Written by : Eric Thu
When I first decided to enter the world of Finance two years ago, I fantasized about a prototypical finance career : sporting neatly combed hair and wearing a three-piece suit, coffee on hand, while working long hours in the office surrounded by numbers. I believed for years that was the only skill necessary, just knowing numbers. Ensure my work is efficient and everything is rainbows and sunshine. That fantasy came crashing down to say the least. My biggest finance rookie mistake? Ignoring the improvement of Public Speaking Skill.
A super common rookie mistake, and it’s easy to understand why. Schools rarely emphasize the importance of communication in finance. All we are shown are the glitz and glamor of the Finance world, but not the necessary skillsets required in order to reap the fruits of the rewards. When I was young, I was incredibly shy. I also encountered difficulties in communicating with people due to my lack of mastery of English and constant moving around different countries. As a result, I was the target of bullying which in turn completely destroyed my self-esteem. Gradually, I shifted into the role of a quiet, timid, isolated individual who was afraid of even telling my teachers about my struggles. Finance felt like a relief career option because I naively assumed there was no need to speak much but just produce high-quality work.
That illusion came crashing down when presentations and group projects became unavoidable. Even though the results were successful with often having a great time with teammates, I was not ignorant of my struggles. I knew I struggled with delivery, with heavy reliance on filler words like “um” and “ah”. In a cut-throat industry like Finance, I realized that would not cut it long-term.

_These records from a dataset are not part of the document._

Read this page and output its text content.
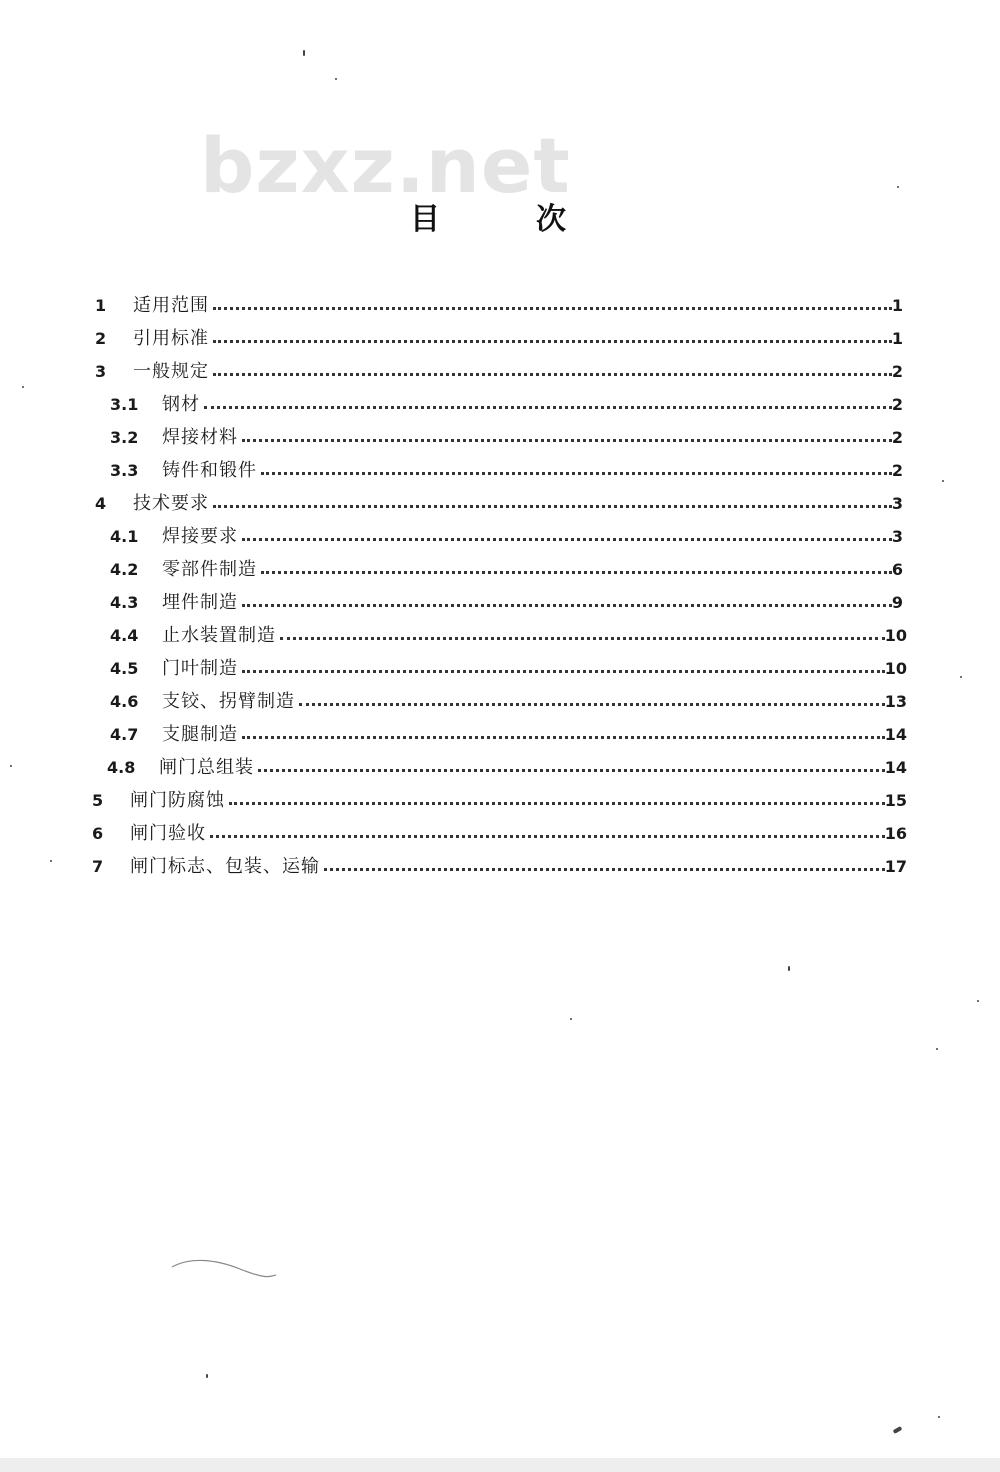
bzxz.net
目	次
1	适用范围	1
2	引用标准	1
3	一般规定	2
3.1	钢材	2
3.2	焊接材料	2
3.3	铸件和锻件	2
4	技术要求	3
4.1	焊接要求	3
4.2	零部件制造	6
4.3	埋件制造	9
4.4	止水装置制造	10
4.5	门叶制造	10
4.6	支铰、拐臂制造	13
4.7	支腿制造	14
4.8	闸门总组装	14
5	闸门防腐蚀	15
6	闸门验收	16
7	闸门标志、包装、运输	17
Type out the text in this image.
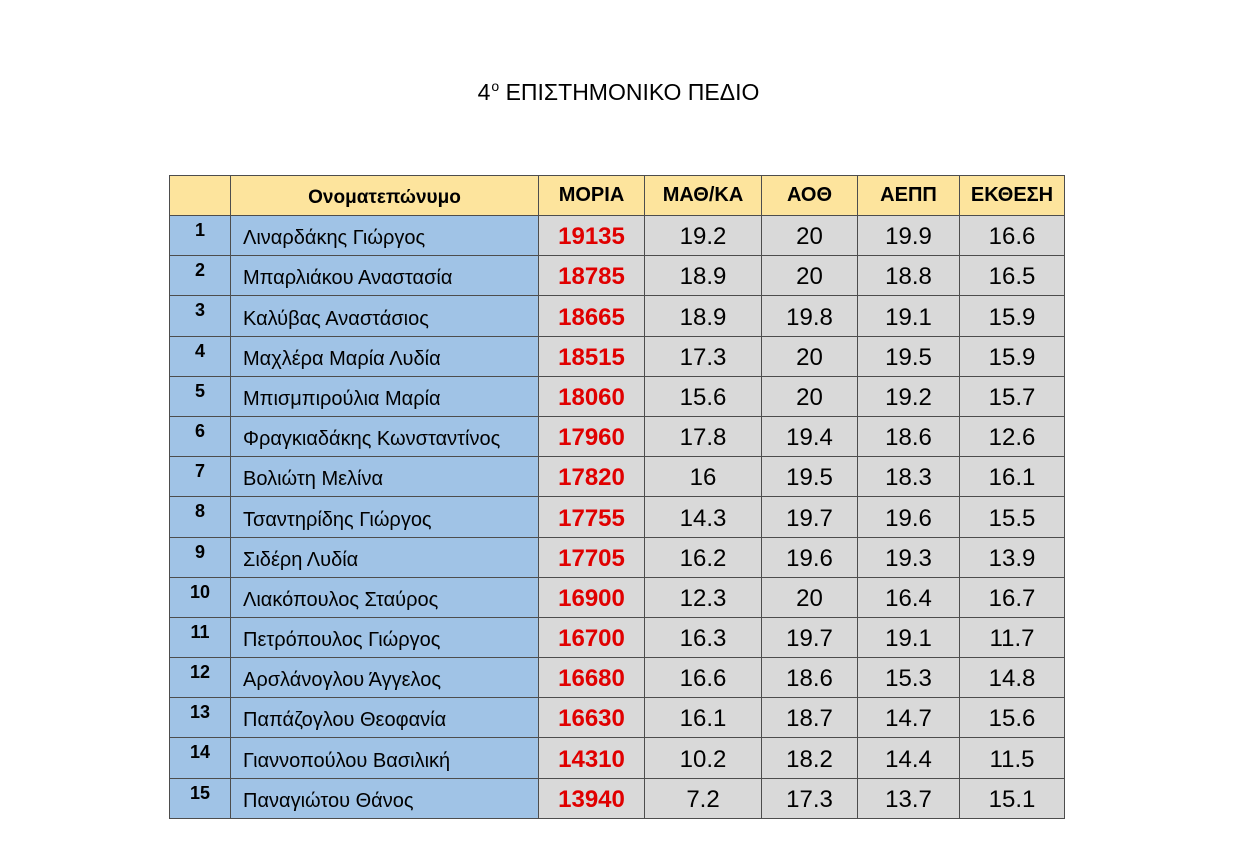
$4^o$ ΕΠΙΣΤΗΜΟΝΙΚΟ ΠΕΔΙΟ
	Ονοματεπώνυμο	ΜΟΡΙΑ	ΜΑΘ/ΚΑ	ΑΟΘ	ΑΕΠΠ	ΕΚΘΕΣΗ
1	Λιναρδάκης Γιώργος	19135	19.2	20	19.9	16.6
2	Μπαρλιάκου Αναστασία	18785	18.9	20	18.8	16.5
3	Καλύβας Αναστάσιος	18665	18.9	19.8	19.1	15.9
4	Μαχλέρα Μαρία Λυδία	18515	17.3	20	19.5	15.9
5	Μπισμπιρούλια Μαρία	18060	15.6	20	19.2	15.7
6	Φραγκιαδάκης Κωνσταντίνος	17960	17.8	19.4	18.6	12.6
7	Βολιώτη Μελίνα	17820	16	19.5	18.3	16.1
8	Τσαντηρίδης Γιώργος	17755	14.3	19.7	19.6	15.5
9	Σιδέρη Λυδία	17705	16.2	19.6	19.3	13.9
10	Λιακόπουλος Σταύρος	16900	12.3	20	16.4	16.7
11	Πετρόπουλος Γιώργος	16700	16.3	19.7	19.1	11.7
12	Αρσλάνογλου Άγγελος	16680	16.6	18.6	15.3	14.8
13	Παπάζογλου Θεοφανία	16630	16.1	18.7	14.7	15.6
14	Γιαννοπούλου Βασιλική	14310	10.2	18.2	14.4	11.5
15	Παναγιώτου Θάνος	13940	7.2	17.3	13.7	15.1
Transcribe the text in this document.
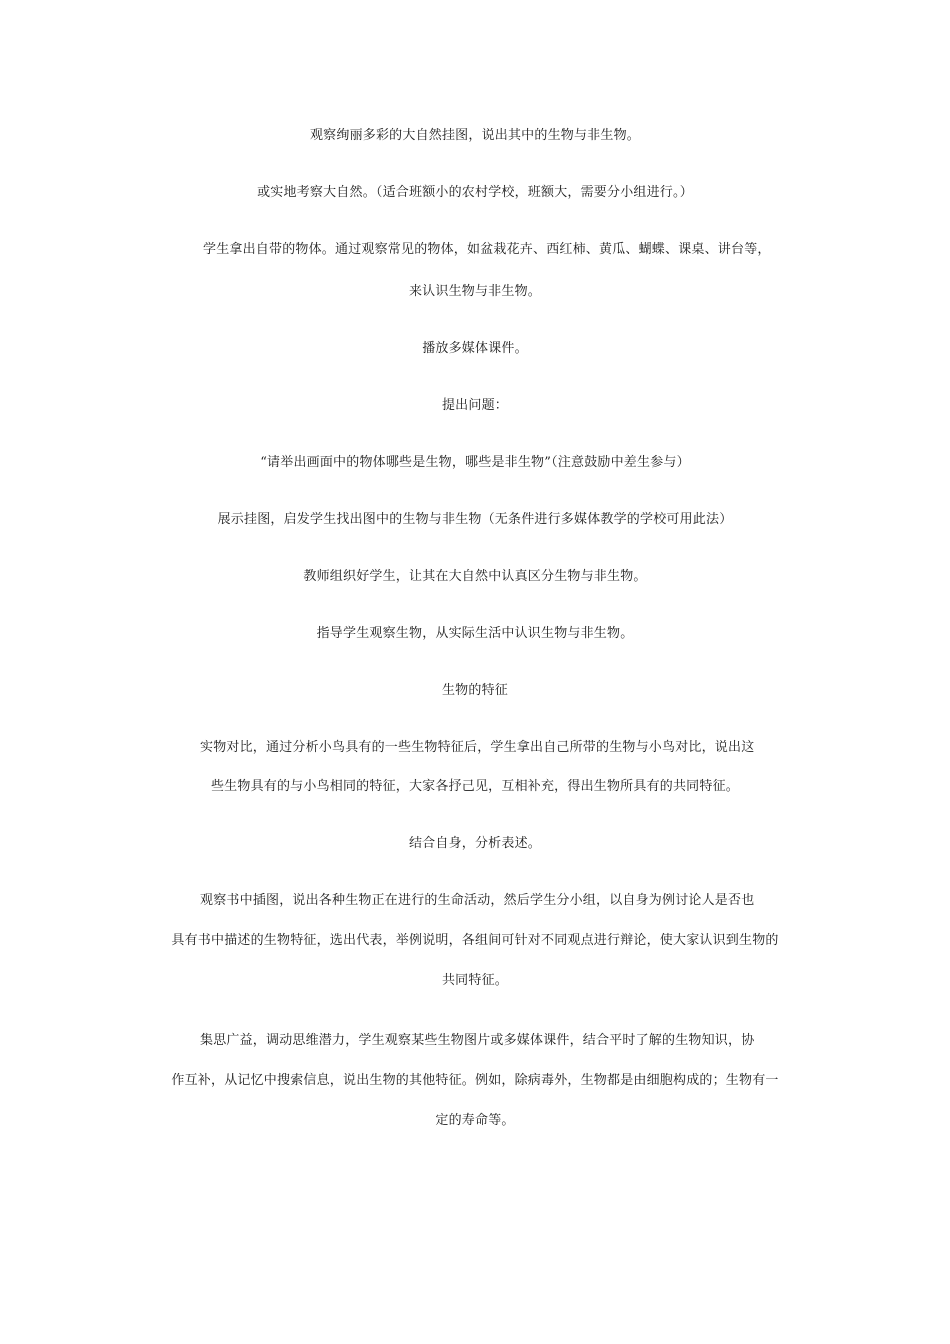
观察绚丽多彩的大自然挂图，说出其中的生物与非生物。
或实地考察大自然。（适合班额小的农村学校，班额大，需要分小组进行。）
学生拿出自带的物体。通过观察常见的物体，如盆栽花卉、西红柿、黄瓜、蝴蝶、课桌、讲台等，
来认识生物与非生物。
播放多媒体课件。
提出问题：
“请举出画面中的物体哪些是生物，哪些是非生物”（注意鼓励中差生参与）
展示挂图，启发学生找出图中的生物与非生物（无条件进行多媒体教学的学校可用此法）
教师组织好学生，让其在大自然中认真区分生物与非生物。
指导学生观察生物，从实际生活中认识生物与非生物。
生物的特征
实物对比，通过分析小鸟具有的一些生物特征后，学生拿出自己所带的生物与小鸟对比，说出这
些生物具有的与小鸟相同的特征，大家各抒己见，互相补充，得出生物所具有的共同特征。
结合自身，分析表述。
观察书中插图，说出各种生物正在进行的生命活动，然后学生分小组，以自身为例讨论人是否也
具有书中描述的生物特征，选出代表，举例说明，各组间可针对不同观点进行辩论，使大家认识到生物的
共同特征。
集思广益，调动思维潜力，学生观察某些生物图片或多媒体课件，结合平时了解的生物知识，协
作互补，从记忆中搜索信息，说出生物的其他特征。例如，除病毒外，生物都是由细胞构成的；生物有一
定的寿命等。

This Fall Semester, I took a course titled “ Public Speaking: Voice & Diction”. This was one of my theater arts minor requirements, despite feeling incredibly uncomfortable due to the nature of the course, I still enrolled having little to no choice. After just three weeks, I say proudly that this course has been an eye-opener for me. The greatest privilege I enjoy is having amazing classmates who were respectful, cheerful, and also themselves had similar struggles. This motivated me to finally overcome my fear and improve as I no longer felt like the black sheep. After my first speech on my personal artifact, I was shocked by how much I had changed. My confidence level was high and for the first time in a while, I never used any filler words when addressing the audience. Funny enough, I now look forward to speech class, something I never would have imagined would come out of my mouth just a few years ago.
Throughout this experience, I’ve learned lessons that would not only shape me at Emmanuel College, but also my future career in Finance.
1. Number cannot speak for you. Only You
The first mistake made by rookie finance individuals would be assuming that all that is needed is to present your work and that alone will speak for itself. Unfortunately, that is not a reality. You can have the strongest analysis, clean valuations, spotless calculations, but if you cannot articulate what it means or why it matters, it is the same as an empty piece of work which would be ignored.
2. The Importance of Meetings
The majority of financial decisions do not happen on spreadsheets or documents. Rather, it happens in meetings, presentations, personal interviews, and group discussions. This is the area where public speaking is a silent factor in deciding what ideas go forward.
The failure of inability to communicate under high pressure is oftentimes catastrophic as this could make it or break it for your career opportunities. Someone else will simply capitalize on your failure into their golden opportunity even if you know their work is nowhere near the quality of your work, however they possess that better delivery factor which is a big impact.
3. Confidence affects people’s perception of your competence
I was once a believer that a person’s confidence comes from their ability to understand the material thoroughly. In reality, it comes from your ability to articulate your points clearly. The more you speak with calm, precision, and structure, the more likely people are to perceive you as somebody who is trustworthy.
Fair or not fair, strong speakers oftentimes are more likely to be positively viewed as highly competent, thus comes the greater opportunities that associate with it.
4. Public Speaking has nothing to do with being dominant or loud
Public Speaking in Finance is not about being dramatic. It is the ability to break down complexity, answer tough questions, and explain decisions in a simple articulate way.
The main goal is not to impress but rather to be understood.
5. Many Finance Students learn this too late
Education in Finance for the most part is focused heavily towards exams, building technical skills, learning different financial concepts. However, rarely do they ever emphasize the importance of one’s public speaking ability. In real life, one’s ability to speak articulately is important if not more than your ability to calculate.
The ones who often understood this gained an upper hand over the ones who didn’t, and that means getting more opportunities which are scarce in the Finance Industry due to the brutal nature of it.
Final Thoughts :
One must understand that Public Speaking will not automatically make up for your lack of expertise in technical skills, however without it, a strong quality piece of work would go unnoticed. In Finance, it is not the most genius idea that dominates, but rather the clearest idea that does.
Should you have the ability to not only make fantastic financial analysis but also do it with strong confidence as well as clear articulation, you will no longer be a participant, but rather a person of influence. Make sure to learn the number but don’t forget to learn how to explain them too!